Weihl declined to comment on the nitty-gritty details, for now. He did note:

“We have cut our energy consumption by more than 50% over the last five to six years through improvements in server and data center designs. We’ve also been reporting the operational power usage at a number of our large facilities for more than two years.”

He referencesdthese reports which include Power Usage Effectiveness numbers, representing “the ratio of the total power consumed by a data center to the power consumed by the IT equipment that populate the facility.” (They’re not the user-friendly stats that some investors, environmentalists and energy professionals would prefer to see.)

Weihl was able to discuss what Google looks for as far as technology, projects or contracts in the green energy space. He said:

Efficiency is critical, but it is not enough…We will continue to look for improvements, there but we’re also working on these energy initiatives. We only invest in things that make economic sense over the long-term.
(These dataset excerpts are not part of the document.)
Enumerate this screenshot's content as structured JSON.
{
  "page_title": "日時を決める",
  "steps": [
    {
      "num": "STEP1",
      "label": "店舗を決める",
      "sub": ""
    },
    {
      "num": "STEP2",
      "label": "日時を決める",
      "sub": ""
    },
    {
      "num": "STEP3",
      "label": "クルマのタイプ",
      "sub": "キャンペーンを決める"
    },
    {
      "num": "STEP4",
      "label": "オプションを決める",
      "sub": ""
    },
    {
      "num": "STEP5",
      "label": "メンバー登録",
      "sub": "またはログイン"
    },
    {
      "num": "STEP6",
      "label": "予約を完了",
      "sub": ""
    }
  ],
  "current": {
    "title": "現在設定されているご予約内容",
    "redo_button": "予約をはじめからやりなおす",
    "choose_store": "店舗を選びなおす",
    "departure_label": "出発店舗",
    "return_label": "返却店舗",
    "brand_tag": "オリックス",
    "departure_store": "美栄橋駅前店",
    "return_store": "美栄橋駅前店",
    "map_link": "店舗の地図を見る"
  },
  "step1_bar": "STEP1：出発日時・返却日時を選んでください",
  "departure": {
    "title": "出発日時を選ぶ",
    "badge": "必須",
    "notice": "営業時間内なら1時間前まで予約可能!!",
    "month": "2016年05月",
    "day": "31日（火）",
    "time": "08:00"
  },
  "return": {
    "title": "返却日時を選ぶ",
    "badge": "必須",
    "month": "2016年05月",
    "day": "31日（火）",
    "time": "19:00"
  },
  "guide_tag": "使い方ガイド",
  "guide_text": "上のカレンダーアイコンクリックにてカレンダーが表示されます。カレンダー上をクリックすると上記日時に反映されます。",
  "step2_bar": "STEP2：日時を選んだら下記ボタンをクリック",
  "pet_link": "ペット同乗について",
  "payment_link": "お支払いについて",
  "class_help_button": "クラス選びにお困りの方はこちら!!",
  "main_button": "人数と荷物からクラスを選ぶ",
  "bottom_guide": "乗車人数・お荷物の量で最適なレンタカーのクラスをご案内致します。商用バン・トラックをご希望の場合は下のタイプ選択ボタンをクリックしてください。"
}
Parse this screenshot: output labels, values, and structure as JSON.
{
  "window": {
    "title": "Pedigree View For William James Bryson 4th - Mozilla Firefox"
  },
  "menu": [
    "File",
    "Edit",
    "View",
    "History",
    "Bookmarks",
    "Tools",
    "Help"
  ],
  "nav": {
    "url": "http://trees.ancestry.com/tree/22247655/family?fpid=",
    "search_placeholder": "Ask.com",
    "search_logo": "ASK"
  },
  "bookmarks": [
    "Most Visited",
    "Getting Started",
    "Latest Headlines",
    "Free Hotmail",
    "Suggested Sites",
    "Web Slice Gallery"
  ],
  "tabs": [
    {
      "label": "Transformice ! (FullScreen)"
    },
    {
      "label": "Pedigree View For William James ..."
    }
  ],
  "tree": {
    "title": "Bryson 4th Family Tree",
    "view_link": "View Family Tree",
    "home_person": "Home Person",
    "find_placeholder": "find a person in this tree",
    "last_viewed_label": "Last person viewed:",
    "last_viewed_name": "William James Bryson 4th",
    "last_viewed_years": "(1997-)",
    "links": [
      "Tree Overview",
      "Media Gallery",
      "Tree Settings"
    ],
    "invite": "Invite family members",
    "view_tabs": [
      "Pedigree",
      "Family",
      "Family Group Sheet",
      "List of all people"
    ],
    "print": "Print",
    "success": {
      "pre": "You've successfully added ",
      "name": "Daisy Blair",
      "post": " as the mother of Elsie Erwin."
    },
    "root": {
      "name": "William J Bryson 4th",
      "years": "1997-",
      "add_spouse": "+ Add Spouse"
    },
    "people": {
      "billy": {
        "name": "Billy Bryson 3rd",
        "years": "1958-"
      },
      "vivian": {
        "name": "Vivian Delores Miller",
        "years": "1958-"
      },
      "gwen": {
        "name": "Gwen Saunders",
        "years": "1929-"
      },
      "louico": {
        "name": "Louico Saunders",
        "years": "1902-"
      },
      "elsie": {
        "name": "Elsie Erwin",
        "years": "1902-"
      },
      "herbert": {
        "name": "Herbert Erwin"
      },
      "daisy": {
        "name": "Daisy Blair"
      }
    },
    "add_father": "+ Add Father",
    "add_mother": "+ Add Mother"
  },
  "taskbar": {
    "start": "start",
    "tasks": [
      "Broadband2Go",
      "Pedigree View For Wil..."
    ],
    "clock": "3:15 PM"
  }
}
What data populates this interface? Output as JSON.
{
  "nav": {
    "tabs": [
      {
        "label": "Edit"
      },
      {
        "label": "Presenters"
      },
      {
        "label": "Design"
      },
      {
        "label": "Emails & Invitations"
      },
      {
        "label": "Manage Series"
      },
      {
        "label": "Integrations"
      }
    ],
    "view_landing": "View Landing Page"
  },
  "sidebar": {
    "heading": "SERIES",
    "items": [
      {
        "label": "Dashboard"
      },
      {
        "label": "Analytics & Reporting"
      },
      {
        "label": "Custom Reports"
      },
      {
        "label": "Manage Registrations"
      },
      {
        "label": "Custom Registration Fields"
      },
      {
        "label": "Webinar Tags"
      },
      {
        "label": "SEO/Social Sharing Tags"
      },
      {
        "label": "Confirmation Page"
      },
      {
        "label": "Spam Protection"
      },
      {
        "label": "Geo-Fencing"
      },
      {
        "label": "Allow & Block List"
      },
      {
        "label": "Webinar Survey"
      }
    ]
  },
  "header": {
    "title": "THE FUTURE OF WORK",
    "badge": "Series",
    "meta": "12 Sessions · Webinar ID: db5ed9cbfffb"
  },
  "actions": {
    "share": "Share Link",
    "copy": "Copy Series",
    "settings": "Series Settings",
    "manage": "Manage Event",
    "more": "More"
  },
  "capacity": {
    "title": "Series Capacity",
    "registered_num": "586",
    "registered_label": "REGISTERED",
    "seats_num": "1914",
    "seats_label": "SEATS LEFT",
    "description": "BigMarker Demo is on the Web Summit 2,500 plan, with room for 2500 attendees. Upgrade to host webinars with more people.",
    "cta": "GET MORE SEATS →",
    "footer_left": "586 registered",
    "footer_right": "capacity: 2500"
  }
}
Here’s what we look for: If you’re talking about changing server architecture and the data center, we need to know what the capital cost is, and what’s the total cost of ownership going to be over the life of the equipment. In the case of a PPA, we need to know what are the power costs. On PPAs in particular, that whole area is complicated in some ways.

A big issue for Google is the question of “additionality.” Basically, we ask: will our purchase [of power from a renewable energy provider] result in something new happening beyond business-as-usual.

If we go to our local utility, see they have 20% wind power they can offer, and ask them to assign that to us, are we considered that green? If the utility just assigned it to us, and the same amount of ground power is still going to other people, not reducing the emissions, then it’s not ideal.

We try hard to look for projects and agreements that result in more renewable power being put on the grid.

Whether the efforts of Google — and other IT giants — are enough to satisfy Greenpeace today, making IT cleaner, and more efficient is increasing in importance throughout the sector. A survey of 650 IT business executives, out from CompTIA research this week found: “In 2009 only 9 percent of firms rated green IT as an upper half organizational priority. That number rose to 37 percent in 2011, and is expected to rise to 54 percent in 2013.”